According to the new study published Feb. 3, this is the first time astronomers have identified a steady pattern in the FRBs. The first 28 cycles were detected between September 2018 and October 2019.
"We find that bursts arrive in a 4.0-day phase window, with some cycles showing no bursts, and some showing multiple bursts, within CHIME’s limited daily exposure," the study's authors wrote.
Where is this signal coming from? Besides tracing it to a galaxy 500 million light-years away (relatively nearby), scientists don't yet know. But, detecting the pattern is an important step to pinpointing an origin.

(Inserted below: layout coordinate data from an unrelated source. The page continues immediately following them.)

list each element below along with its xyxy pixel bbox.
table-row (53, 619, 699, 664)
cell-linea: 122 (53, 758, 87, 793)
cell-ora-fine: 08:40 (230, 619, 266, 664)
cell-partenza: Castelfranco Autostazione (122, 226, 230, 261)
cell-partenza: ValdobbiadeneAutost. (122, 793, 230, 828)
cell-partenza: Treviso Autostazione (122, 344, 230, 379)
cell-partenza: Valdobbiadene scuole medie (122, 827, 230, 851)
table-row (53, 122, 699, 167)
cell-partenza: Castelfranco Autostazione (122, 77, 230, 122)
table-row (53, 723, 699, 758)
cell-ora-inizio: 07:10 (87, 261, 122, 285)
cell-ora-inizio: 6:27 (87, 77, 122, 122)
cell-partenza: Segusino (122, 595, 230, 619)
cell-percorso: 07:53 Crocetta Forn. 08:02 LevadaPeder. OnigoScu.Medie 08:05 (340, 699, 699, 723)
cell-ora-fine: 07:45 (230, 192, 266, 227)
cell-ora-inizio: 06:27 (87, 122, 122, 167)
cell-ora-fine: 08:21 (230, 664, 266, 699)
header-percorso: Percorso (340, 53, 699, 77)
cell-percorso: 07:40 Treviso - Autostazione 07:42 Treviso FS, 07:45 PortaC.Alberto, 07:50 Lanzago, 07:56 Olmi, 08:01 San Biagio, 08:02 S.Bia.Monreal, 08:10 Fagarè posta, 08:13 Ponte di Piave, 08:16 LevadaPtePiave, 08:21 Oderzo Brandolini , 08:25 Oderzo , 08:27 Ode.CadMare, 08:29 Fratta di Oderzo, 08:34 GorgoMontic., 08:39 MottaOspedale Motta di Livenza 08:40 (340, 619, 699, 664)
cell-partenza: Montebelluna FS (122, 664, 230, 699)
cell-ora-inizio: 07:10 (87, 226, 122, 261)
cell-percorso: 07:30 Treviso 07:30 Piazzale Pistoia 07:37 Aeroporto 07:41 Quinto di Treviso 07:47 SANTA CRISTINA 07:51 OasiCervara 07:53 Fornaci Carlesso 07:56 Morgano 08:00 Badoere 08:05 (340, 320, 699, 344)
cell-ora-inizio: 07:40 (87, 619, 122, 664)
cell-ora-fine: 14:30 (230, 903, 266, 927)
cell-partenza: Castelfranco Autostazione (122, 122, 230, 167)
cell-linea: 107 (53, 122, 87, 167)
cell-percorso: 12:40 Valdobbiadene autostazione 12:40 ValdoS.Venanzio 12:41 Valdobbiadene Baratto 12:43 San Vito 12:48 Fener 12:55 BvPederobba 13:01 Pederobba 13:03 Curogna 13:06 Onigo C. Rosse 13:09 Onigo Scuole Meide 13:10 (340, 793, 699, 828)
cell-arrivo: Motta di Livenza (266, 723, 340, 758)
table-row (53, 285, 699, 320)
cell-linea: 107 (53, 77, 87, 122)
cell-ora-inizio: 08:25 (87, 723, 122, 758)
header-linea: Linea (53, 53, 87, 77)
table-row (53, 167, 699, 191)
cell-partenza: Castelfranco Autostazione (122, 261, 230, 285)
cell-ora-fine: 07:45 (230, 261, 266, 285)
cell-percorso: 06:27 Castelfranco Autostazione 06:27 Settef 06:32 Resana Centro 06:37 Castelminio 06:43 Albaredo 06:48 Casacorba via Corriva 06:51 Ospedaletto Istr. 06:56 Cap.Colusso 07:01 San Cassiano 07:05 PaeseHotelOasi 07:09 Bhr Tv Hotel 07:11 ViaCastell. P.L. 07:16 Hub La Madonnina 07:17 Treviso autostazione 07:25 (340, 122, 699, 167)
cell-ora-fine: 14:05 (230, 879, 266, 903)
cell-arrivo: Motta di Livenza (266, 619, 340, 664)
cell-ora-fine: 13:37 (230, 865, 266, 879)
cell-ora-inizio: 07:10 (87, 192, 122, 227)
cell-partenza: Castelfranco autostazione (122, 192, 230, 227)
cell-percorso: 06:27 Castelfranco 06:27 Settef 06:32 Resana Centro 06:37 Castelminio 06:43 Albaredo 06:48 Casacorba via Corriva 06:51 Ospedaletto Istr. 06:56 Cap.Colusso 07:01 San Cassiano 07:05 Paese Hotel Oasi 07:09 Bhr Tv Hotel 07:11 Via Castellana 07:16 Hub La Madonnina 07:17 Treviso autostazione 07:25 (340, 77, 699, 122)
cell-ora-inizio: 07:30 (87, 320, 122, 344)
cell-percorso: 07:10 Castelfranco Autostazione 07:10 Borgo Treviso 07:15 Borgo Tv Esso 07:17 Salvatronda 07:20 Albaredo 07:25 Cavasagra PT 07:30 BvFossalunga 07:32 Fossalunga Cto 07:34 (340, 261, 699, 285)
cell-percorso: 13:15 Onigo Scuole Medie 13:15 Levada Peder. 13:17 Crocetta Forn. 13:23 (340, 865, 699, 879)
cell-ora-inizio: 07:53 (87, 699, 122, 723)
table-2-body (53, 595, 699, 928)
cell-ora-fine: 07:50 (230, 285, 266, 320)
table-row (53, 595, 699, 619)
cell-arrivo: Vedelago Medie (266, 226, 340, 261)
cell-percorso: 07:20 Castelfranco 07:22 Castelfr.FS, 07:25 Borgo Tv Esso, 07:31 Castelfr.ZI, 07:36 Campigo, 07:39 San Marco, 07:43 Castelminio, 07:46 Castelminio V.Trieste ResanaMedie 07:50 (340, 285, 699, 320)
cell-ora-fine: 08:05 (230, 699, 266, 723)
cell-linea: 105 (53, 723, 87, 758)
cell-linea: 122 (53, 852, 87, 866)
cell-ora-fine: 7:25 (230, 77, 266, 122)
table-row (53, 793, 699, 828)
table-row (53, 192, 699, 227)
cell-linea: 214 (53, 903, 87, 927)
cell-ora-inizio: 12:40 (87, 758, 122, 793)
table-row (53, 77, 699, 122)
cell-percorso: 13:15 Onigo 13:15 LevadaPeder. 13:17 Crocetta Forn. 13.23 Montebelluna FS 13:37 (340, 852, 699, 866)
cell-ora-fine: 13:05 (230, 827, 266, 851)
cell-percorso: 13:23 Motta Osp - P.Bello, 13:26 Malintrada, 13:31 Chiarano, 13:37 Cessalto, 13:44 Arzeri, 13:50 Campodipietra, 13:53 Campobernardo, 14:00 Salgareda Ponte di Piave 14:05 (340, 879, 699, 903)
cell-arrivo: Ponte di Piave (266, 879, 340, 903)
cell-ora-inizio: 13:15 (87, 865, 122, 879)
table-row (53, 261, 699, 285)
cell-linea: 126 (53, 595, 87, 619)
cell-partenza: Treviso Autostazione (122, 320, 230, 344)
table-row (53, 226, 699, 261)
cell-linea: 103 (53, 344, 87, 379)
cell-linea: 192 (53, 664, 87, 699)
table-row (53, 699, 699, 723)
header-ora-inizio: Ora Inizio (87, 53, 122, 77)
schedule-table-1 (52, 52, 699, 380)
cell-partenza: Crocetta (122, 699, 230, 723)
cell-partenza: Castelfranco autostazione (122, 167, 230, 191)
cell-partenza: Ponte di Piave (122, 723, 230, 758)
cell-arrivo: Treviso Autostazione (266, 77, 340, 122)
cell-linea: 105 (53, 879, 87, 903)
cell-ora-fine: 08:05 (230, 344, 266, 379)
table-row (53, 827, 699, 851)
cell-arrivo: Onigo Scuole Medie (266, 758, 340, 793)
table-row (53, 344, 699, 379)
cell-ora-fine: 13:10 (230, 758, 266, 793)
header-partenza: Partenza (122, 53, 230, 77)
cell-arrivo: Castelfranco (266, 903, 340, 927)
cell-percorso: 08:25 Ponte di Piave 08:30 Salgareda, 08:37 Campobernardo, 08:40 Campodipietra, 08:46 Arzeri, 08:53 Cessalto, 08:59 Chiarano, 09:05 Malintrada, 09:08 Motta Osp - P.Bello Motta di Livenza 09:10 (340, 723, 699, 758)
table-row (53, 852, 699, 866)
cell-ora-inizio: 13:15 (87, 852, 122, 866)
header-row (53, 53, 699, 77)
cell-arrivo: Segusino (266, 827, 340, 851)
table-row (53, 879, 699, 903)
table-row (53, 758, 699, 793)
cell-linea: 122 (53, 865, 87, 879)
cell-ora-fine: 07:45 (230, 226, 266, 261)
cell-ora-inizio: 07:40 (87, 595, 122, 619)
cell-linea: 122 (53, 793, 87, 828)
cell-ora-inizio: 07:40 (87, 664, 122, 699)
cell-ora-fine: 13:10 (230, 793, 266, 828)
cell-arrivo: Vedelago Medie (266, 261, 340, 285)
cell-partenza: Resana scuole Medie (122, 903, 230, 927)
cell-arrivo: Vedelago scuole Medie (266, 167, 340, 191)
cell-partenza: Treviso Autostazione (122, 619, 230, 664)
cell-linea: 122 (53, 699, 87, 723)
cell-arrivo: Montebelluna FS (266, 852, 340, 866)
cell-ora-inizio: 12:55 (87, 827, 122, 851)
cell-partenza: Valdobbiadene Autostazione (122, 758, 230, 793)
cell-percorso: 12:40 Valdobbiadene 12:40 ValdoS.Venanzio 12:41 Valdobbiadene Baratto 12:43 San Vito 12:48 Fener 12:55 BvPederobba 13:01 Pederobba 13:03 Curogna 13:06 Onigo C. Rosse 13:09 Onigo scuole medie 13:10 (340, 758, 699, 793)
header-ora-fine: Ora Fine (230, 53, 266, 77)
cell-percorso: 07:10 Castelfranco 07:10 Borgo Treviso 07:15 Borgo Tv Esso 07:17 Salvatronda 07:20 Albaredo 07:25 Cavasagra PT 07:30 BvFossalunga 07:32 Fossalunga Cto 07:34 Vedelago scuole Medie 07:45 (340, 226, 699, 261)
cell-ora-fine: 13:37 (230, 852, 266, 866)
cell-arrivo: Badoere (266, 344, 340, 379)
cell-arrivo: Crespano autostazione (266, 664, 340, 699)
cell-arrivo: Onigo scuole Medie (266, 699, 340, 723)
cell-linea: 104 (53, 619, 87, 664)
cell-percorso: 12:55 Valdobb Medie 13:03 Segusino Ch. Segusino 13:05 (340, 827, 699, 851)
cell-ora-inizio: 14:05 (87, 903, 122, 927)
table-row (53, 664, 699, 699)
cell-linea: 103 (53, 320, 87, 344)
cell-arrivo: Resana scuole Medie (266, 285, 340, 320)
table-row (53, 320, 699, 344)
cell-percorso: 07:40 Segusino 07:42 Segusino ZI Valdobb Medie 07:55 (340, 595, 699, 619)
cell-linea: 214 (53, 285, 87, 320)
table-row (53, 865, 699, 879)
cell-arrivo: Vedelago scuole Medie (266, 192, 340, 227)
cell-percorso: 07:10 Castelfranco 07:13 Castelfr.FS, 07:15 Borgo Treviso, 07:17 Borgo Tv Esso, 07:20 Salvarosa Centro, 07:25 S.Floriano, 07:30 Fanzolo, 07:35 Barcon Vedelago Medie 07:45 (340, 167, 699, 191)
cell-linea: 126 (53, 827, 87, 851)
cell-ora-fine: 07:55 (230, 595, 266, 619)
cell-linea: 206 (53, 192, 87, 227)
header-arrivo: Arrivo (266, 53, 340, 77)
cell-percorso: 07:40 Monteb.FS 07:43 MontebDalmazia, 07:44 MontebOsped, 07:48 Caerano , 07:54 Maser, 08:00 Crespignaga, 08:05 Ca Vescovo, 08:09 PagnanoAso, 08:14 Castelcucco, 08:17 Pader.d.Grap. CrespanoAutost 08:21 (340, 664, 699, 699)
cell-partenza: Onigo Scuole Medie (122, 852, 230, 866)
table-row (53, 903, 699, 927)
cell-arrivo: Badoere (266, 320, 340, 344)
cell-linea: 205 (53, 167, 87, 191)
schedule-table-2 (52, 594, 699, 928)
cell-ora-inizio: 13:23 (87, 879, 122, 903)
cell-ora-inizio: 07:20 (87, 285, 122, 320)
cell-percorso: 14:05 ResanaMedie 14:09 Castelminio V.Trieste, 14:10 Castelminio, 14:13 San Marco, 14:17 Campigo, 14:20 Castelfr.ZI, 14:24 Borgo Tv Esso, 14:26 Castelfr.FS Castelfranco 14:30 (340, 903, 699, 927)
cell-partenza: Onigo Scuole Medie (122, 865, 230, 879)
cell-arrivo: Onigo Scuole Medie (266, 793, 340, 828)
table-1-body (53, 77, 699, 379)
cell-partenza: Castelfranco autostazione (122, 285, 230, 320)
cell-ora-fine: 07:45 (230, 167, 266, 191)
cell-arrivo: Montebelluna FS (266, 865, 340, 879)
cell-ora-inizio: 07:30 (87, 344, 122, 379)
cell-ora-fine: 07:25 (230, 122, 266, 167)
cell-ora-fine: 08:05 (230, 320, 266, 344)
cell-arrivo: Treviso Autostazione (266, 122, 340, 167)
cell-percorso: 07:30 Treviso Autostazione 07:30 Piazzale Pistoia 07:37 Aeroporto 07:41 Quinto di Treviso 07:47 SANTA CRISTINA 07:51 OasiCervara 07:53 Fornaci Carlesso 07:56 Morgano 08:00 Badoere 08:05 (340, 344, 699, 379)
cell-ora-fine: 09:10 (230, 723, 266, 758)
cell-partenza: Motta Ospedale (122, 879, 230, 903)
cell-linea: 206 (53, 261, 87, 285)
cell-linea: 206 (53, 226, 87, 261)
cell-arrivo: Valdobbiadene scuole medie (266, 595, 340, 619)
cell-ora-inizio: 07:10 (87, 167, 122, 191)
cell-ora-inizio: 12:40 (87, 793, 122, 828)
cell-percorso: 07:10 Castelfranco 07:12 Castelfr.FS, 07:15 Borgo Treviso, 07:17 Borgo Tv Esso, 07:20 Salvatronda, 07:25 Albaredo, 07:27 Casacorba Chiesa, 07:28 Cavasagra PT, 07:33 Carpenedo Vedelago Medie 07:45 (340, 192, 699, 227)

This repeating FRB was first detected in January 2020 using eight telescopes from around the world. The repeating pattern was discovered by the Canadian Hydrogen Intensity Mapping Experiment Fast Radio Burst Project (CHIME/FRB).
Canadian telescope CHIME is the same one that detected eight FRBs flashing from deep space in August 2019.
FRBs last only a few milliseconds but can expel more energy than 500 million suns. The first FRB was detected in 2007.
Theories about the precise origins of FRBs include two neutron stars or black holes colliding, evaporating black holes, interstellar explosions called supernovae or a fast-spinning neutron star with a strong magnetic field.
Yes, some suggest they could come from alien life. However, NASA's Jet Propulsion Laboratory says new data being collected doesn't fit quite right with any of these theories.
And, the discovery of an FRB repeating in a pattern definitely doesn't fit neatly into any of these explanations for the signal origins.
According to Space.com, patterns like this signal in astrophysics indicated a spinning or orbiting celestial objects.